I want to close by talking about the connection between Juneteenth and the current work we are doing to address racial equity in the County. When I was on the Council, I co-sponsored and led the charge for the County to create an Equity officer. When I became County Executive, I appointed the County’s first Equity Officer, Tiffany Ward.
Over the last year, we have created an Office of Equity, hired staff and worked to ensure that our budgeting process takes equity into consideration. I want to make sure that our departments are looking at the racial impacts of how and where we challenge our resources so that all residents are served, and we look at everything through an equity lens.

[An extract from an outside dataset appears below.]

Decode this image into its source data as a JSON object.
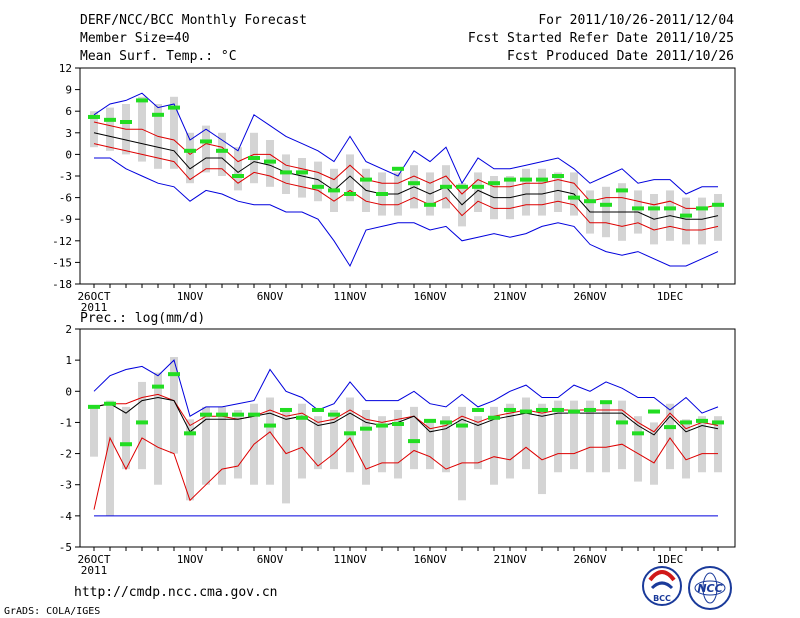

I want to share why I believe this work is so vitally important to not just Montgomery County, but society as a whole. A lot of people do not know the history of this country or the County, and that does not serve us well. I moved here more than 60 years ago, and we were not the open and inclusive place that we are striving to be today. In those days, it wasn’t even something, frankly, that we sought to become. Housing still had covenants that dictated who a house could not be sold to based on the race and religion of the buyer. There were still African-American communities that lacked running water and sewers, adjacent to growing suburban communities where this would never be an issue. We were just integrating our schools and other facilities. People talked about developing Silver Spring as a “Whites only” place, and in my civics class, we had a debate on civil rights where the pro side represented the view that civil rights were basic human rights while the con side described African Americans as a sub-human species that needed to be taken care of. While I found it outrageous even then, not everyone in that room did, and the teachers felt no need or responsibility to correct the statements made by the opponents of civil rights. This difference is not a simple intellectual difference where people can agree to disagree and then sit down and have dinner together. This is a fundamental difference that divided the world into people who had rights—and those that did not. That was true in parts of Montgomery County and that was pretty much true across the country. We still have not recovered from that kind of thinking, and it is important that the move to inclusivity be embraced by all of us.
We can’t just say we are a diverse community. We have to live it. That is what our equity efforts are all about.